Taking grain shipping out of the equation will allow the parties to address their differences in a less destructive manner, accept the responsibility for their own actions and forego involving Parliament in the resolution of their disagreements. We are confident that this measure will address the vast majority of disruption to grain exports at Canadian ports.
In 1999 we will review its effectiveness and if necessary we will look at the stronger measures like those recommended in the west coast ports industry inquiry in order to deal with this important problem for the whole country.

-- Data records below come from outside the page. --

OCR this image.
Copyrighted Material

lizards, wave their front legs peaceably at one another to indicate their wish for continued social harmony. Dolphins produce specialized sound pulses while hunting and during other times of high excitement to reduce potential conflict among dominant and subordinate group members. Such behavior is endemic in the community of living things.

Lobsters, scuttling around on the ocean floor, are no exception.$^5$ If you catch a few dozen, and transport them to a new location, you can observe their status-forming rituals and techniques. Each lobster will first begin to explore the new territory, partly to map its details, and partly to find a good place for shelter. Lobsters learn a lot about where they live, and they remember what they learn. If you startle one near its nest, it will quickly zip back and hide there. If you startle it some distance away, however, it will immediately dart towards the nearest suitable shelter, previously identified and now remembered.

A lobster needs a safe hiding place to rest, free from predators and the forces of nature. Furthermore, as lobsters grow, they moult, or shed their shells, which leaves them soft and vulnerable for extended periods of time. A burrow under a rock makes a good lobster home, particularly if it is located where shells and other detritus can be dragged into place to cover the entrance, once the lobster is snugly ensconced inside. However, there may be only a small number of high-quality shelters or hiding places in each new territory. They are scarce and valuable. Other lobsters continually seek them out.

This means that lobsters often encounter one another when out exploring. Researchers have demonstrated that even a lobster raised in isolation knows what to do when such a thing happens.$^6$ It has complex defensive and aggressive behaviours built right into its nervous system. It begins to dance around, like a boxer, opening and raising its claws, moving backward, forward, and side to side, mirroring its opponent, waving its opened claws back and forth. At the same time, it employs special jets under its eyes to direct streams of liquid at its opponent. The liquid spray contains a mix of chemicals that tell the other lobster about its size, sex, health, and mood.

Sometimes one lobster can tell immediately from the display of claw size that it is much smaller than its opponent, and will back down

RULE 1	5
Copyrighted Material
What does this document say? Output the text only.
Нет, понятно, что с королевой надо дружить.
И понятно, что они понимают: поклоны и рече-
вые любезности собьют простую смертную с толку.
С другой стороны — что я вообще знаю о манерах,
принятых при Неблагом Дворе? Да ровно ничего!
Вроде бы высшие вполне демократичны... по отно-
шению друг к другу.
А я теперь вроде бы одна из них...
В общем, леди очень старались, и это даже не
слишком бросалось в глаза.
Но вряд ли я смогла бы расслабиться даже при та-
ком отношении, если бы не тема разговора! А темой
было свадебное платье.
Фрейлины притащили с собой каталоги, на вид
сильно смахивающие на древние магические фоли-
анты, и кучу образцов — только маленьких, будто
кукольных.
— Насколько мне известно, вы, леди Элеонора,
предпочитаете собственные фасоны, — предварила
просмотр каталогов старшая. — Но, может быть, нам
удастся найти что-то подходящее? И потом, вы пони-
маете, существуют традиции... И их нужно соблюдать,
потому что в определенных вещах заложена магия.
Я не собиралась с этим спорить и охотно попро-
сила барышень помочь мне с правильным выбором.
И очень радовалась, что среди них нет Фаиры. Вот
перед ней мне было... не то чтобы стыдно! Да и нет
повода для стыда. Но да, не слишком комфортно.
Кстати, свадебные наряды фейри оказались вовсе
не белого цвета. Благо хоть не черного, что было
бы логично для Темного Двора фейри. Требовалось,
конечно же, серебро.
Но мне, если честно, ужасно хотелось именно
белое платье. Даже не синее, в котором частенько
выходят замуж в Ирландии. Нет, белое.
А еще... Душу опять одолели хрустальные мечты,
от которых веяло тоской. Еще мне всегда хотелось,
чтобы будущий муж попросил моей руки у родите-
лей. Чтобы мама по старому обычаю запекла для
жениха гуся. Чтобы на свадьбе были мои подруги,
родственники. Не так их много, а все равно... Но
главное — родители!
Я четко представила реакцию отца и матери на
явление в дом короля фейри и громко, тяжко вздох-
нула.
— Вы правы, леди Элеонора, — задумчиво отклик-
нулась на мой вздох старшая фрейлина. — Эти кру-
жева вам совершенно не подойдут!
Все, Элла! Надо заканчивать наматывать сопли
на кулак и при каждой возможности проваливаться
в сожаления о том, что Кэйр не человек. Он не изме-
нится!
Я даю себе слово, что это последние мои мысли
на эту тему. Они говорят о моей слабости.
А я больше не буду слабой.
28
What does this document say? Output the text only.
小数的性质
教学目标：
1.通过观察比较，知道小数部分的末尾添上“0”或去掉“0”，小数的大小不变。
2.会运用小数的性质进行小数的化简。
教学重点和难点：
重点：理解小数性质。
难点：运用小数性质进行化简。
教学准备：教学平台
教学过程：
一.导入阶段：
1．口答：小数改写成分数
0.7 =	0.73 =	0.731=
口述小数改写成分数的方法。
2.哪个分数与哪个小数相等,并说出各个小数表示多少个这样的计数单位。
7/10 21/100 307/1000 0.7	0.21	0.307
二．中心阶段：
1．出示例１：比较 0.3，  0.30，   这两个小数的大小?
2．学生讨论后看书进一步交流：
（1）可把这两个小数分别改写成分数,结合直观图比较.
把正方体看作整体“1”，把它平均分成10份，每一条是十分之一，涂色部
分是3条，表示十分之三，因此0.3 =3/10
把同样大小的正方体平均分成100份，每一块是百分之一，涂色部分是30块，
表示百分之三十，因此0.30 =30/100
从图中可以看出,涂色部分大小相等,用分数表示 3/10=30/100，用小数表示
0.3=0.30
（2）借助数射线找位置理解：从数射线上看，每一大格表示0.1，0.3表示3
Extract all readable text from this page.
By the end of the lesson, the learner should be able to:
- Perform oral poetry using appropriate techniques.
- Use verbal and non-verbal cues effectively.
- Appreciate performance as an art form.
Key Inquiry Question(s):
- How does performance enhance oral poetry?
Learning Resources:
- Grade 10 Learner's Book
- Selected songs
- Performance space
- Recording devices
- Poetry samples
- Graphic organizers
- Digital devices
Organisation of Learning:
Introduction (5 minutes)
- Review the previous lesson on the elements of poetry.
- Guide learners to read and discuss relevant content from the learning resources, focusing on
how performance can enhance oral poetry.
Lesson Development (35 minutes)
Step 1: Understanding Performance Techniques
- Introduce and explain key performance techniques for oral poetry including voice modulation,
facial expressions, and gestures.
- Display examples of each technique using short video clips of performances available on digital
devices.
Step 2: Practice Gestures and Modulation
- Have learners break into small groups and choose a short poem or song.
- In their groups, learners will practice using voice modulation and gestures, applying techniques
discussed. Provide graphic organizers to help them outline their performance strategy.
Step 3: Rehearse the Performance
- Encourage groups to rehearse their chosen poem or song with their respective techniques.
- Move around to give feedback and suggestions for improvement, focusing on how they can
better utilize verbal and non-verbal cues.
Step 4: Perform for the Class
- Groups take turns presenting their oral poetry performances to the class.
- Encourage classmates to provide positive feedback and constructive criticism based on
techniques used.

Finally, let me make it crystal clear that the amendments to the Corporations and Labour Unions Returns Act, as we call it CALURA, do not in any way diminish the accountability process of the unions. On the contrary, Statistics Canada has found a better, more efficient and cheaper way to collect the data. It will be included in the labour force survey Stats Canada receives every month from the union membership.
This simple operation will save Statistics Canada $300,000 a year and give us regular, reliable data. This is, therefore, a noticeable improvement to the old procedure and I am very happy to present it in Bill C-66.
In conclusion, I would like to share with my colleagues a very wise remark made in the Sims report. The report maintained that the Canada Labour Code must strike a balance between conflicting values and interests; between the interests of the employees and those of the employers; between social and economic priorities; between rights and responsibilities; between individual and majority rights; between the public interest and free collective bargaining.
This is exactly what we tried to do with the review of the Canada Labour Code. Therefore, I would urge my colleagues to support this motion. Bill C-66 will then be immediately referred to the standing committee. All those interested will be able to express
their viewpoints to committee members, who will then report on the suggestions that were made.
This is how all my colleagues can help turn the Canada Labour Code into a modern and useful tool to help both management and unions to settle their labour disputes.